While he feels more distanced from his peers across the river than he would like to be, he said he enjoys the separation of school and home.

“Once you find your groove with your mode of transportation to get across, it’s never really like, ‘Oh, I’m missing out on that,’” Garza Garcia said.

For prospective members, Garza Garcia said fraternity vans are that mode of transportation. He said that some fraternities with houses far from campus, like Zeta Beta Tau in Brookline, use a van year-round to simplify transportation for the potential brothers.

“We get the vans so that we can take the freshmen we’re trying to rush from the campus to our house,” Garza Garcia said. “All the frats on this side of the river will do it just because it’s kind of hard to [rush] without [the vans].”

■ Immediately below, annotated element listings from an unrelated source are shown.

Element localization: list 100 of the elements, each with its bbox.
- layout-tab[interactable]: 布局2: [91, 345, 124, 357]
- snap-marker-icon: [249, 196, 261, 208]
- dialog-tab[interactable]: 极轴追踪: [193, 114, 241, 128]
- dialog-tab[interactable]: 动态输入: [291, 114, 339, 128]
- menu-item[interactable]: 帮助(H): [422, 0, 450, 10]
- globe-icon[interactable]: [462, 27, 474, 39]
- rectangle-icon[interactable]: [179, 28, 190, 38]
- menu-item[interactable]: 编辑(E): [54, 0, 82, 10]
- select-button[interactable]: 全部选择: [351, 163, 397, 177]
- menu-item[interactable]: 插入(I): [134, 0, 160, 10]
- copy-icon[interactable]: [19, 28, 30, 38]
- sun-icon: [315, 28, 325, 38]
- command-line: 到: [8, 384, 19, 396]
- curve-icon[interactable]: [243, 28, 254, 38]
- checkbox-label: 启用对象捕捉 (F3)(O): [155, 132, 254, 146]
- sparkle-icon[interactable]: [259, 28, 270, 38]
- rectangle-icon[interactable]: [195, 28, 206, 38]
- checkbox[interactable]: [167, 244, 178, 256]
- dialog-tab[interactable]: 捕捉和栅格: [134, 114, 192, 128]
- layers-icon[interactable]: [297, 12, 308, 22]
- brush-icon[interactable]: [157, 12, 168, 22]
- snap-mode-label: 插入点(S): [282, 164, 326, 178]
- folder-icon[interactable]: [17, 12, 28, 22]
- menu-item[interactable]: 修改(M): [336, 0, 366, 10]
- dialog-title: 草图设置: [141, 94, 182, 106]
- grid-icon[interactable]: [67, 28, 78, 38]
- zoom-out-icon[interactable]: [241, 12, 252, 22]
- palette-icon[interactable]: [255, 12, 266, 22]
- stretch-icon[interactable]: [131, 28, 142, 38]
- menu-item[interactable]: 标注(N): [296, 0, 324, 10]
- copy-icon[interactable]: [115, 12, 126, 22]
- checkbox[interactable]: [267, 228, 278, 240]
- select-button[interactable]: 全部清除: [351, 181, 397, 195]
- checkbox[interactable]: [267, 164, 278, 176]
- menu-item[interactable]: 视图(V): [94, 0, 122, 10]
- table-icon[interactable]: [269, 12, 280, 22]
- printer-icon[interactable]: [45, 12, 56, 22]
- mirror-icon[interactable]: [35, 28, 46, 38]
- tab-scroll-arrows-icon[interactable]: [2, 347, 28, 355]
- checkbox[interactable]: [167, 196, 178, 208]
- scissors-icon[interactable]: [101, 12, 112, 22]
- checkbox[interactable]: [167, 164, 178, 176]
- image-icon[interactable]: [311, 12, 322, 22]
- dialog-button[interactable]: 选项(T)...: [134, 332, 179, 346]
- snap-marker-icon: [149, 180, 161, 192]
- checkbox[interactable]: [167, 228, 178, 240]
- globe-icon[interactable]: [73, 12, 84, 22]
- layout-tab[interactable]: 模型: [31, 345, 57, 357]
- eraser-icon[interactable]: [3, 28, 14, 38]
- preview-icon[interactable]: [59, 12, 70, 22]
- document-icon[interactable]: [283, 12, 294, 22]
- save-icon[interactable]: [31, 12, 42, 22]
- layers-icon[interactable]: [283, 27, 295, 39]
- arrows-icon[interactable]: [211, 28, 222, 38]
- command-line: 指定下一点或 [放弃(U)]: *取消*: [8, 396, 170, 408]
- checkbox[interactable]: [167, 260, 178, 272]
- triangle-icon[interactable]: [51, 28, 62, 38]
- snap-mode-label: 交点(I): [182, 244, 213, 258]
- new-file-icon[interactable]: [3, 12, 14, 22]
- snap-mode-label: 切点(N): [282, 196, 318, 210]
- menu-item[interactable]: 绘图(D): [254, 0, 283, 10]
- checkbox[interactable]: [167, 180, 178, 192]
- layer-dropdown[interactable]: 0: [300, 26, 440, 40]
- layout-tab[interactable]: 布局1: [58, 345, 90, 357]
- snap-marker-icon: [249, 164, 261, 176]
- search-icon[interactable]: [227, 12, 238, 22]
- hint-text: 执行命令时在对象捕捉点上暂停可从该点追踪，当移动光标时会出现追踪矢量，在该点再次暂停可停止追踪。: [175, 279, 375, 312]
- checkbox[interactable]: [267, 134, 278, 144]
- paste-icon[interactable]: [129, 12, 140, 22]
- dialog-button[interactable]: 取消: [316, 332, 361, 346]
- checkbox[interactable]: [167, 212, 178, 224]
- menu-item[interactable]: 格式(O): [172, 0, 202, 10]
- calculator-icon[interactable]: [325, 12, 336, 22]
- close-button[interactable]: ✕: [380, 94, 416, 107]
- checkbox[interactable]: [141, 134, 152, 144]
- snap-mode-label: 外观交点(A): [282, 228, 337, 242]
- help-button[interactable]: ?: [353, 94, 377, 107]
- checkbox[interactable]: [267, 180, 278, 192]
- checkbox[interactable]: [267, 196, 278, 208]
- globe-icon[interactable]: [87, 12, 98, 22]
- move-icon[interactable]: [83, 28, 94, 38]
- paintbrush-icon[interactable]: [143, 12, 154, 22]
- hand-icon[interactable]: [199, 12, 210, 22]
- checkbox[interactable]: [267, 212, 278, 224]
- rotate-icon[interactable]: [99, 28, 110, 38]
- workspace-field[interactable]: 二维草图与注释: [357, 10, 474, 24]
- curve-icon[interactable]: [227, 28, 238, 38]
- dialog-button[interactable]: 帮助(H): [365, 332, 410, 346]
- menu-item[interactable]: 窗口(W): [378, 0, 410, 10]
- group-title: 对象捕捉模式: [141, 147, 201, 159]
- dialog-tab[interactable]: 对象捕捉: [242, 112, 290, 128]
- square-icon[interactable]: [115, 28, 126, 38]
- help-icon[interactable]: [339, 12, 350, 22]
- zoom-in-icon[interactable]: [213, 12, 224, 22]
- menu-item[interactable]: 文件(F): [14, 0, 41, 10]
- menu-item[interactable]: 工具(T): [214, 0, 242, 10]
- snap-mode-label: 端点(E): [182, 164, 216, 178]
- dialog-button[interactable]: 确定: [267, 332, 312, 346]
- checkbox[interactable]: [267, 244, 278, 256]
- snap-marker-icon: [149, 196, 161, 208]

However, Robison said these white vans — with their respective fraternities’ Greek letters painted across the exteriors — look out of place on BU’s campus.

“You could say they don’t really match Bay State,” Robison said.

Garza Garcia is “proud” to be an MIT student. But if MIT’s 1916 move never occurred, he would have enjoyed attending Boston Tech, mainly to be on the Boston side of the Charles.

“If I could snap my fingers, yeah, I think it would be cool to have [MIT] on this side for sure,” Rodrigo said.